Adapting SATB pieces for equal voices
  • RobertRobert
    Posts: 343
    My all-male schola would like to learn more polyphony. We're beginners when it comes to this stuff, so we like easier pieces. There is much more selection in the repertoire for SATB than there is for various combinations of tenor and bass. I have heard a number of SATB pieces successfully adapted for men's voices, and we've experimented with this a bit. Sometimes the results are interesting; sometimes it just sounds wrong. Anyone have any hints for doing this? Any experience with particular selections that lend themselves to this kind of adaptation?
  • There is so much ATTB material out there. Why not just use that?
  • You might want to take a look at the book of trios posted right here at the Sacred Music website:

    Secunda Anthologia Vocalis

    Great collection of fairly simple duo/trio polyphony that you can adapt for your schola. A bit of work and you'll be adding some wonderful things to your repertoire.
  • Jan
    Posts: 242
    Robert's question is a good one. Same goes for adapting SAB pieces to all male voices.
  • incantuincantu
    Posts: 989
    The performance notes in the "Chester" motet books (at least one volume is for three voices) give suggestions for adapting ATB pieces to SAB, TBB, etc.

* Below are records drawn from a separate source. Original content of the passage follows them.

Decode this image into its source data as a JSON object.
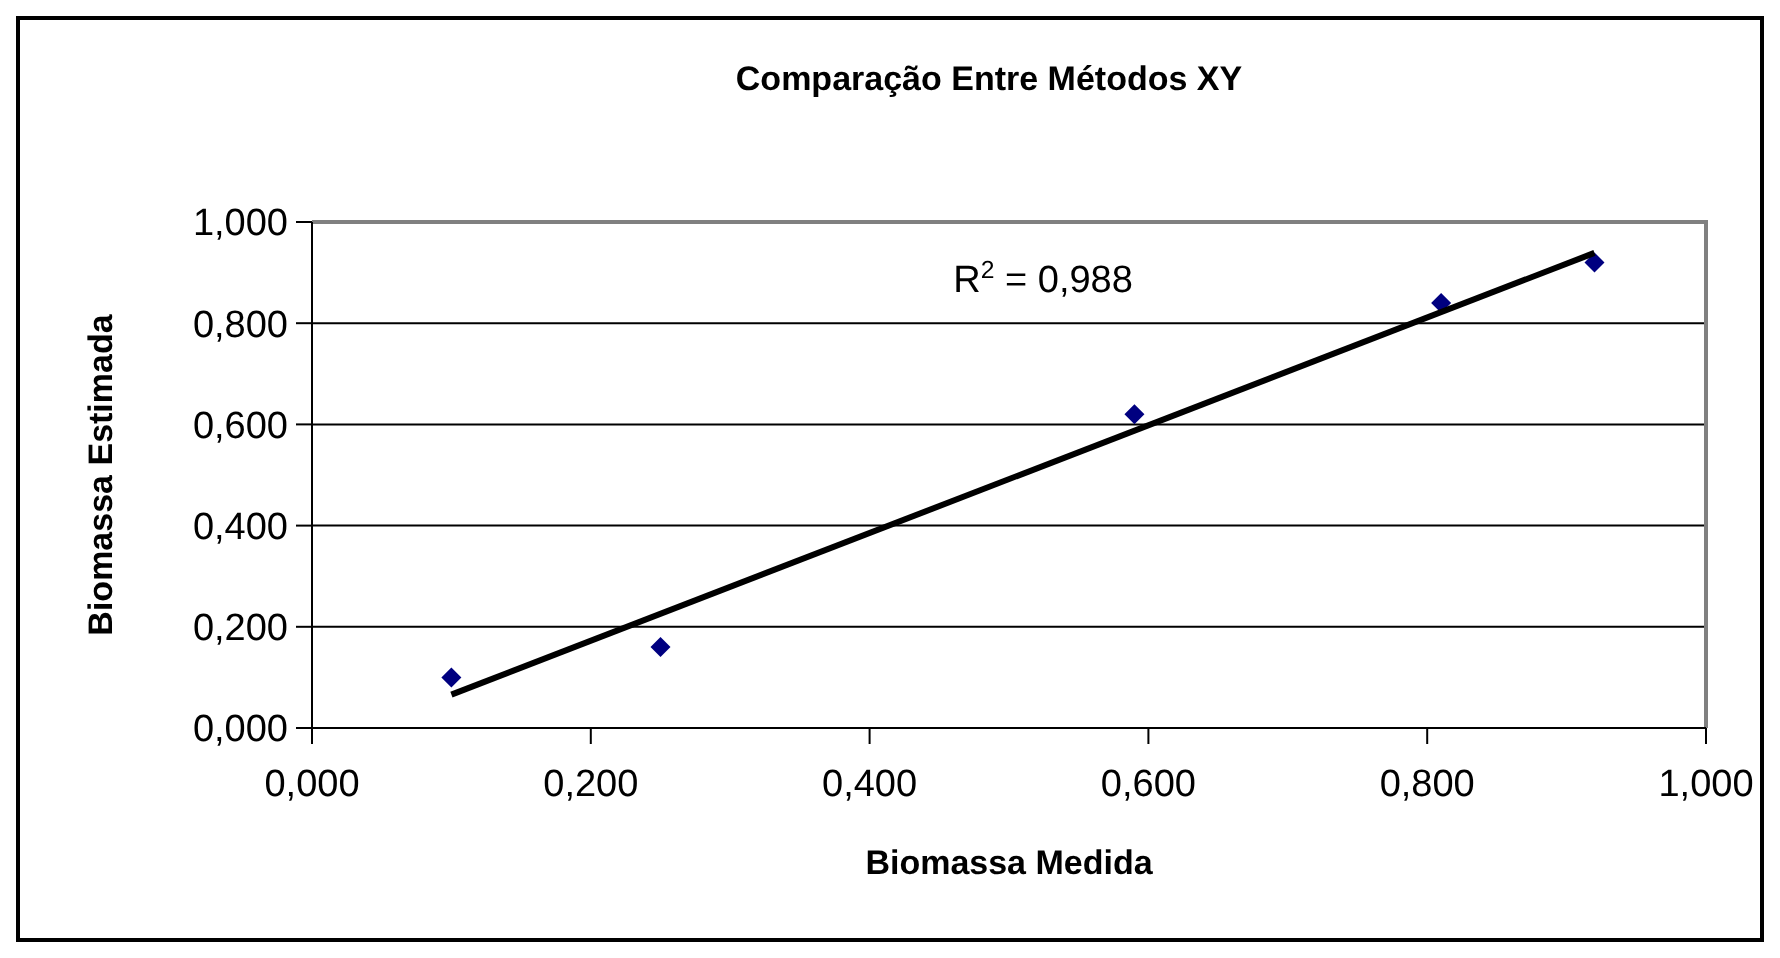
{
  "chart_data": {
    "type": "scatter",
    "title": "Comparação Entre Métodos XY",
    "xlabel": "Biomassa Medida",
    "ylabel": "Biomassa Estimada",
    "series": [
      {
        "color": "#000080",
        "marker": "diamond",
        "x": [
          0.1,
          0.25,
          0.59,
          0.81,
          0.92
        ],
        "values": [
          0.1,
          0.16,
          0.62,
          0.84,
          0.92
        ]
      },
      {
        "type": "line",
        "color": "#000000",
        "marker": "none",
        "line_style": "solid",
        "x": [
          0.1,
          0.92
        ],
        "values": [
          0.066,
          0.939
        ]
      }
    ],
    "xlim": [
      0,
      1
    ],
    "ylim": [
      0,
      1
    ],
    "xticks": [
      {
        "value": 0,
        "label": "0,000"
      },
      {
        "value": 0.2,
        "label": "0,200"
      },
      {
        "value": 0.4,
        "label": "0,400"
      },
      {
        "value": 0.6,
        "label": "0,600"
      },
      {
        "value": 0.8,
        "label": "0,800"
      },
      {
        "value": 1,
        "label": "1,000"
      }
    ],
    "yticks": [
      {
        "value": 0,
        "label": "0,000"
      },
      {
        "value": 0.2,
        "label": "0,200"
      },
      {
        "value": 0.4,
        "label": "0,400"
      },
      {
        "value": 0.6,
        "label": "0,600"
      },
      {
        "value": 0.8,
        "label": "0,800"
      },
      {
        "value": 1,
        "label": "1,000"
      }
    ],
    "grid": "y",
    "annotations": [
      "R$^{2}$ = 0,988"
    ]
  }
}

Four part pieces are going to be more difficult without one very low bass and a soprano (as opposed to alto) countertenor (or falsettist). I would not suggest attempting to drop any parts an octave in relation to the other parts, although some 20th century composers have arranged their own music (mostly homophonic) this way. Resources like the St. Gregory hymnal and the Pius X hymnal have lots of music for equal voices. I would also encourage improvised or composed organum to add variety to the chant. There are some great source materials from the various historical style periods describing how to do this (since you can't always find it written out). The wikipedia article on organum (I know!) is actually not a bad place to start.
  • Three of us will be singing an AAT trio of Palestrina's Jesu, Rex Admirabilis at Communion for our church's 9/11 Memorial Mass. Very simple to pick up although, as with all "simple" music, very simple to mess up too.
  • G
    Posts: 1,401
    Almost all of the genuinely liturgical music I found in my choir loft when I began, (as opposed to the pretty, ballady, sentimental, vaguely religious stuff obviously bought over the past 30 or 40 years,) is for male-only voices, presumably because of that other motu proprio...
    There is quite a bit of good stuff (though you'll have to sift wheat from cra--, I mean, chaff,) in various old anthologies edited by Rev Carlo Rossini, Oreste Ravanello and others, usually published by J Fischer or McLaughlin Reilley, (sp?) and available through www.abebooks.com
    It's almost all public domain, you no problem copying it (which is good, because there seem to be an awful lot of tiny, tiny books.)
    If you want specific titles, I can make more careful notes when I go to the loft tmw.

    (Save the Liturgy, Save the World)
  • While I agree with Jeffrey in principle, it is possible to find (or make) arrangements of choral classics, for various voicings, that are respectable (if not necessarily brilliant). An example, Byrd's Ave Verum Corpus arranged for TBB, is available, if you're interested.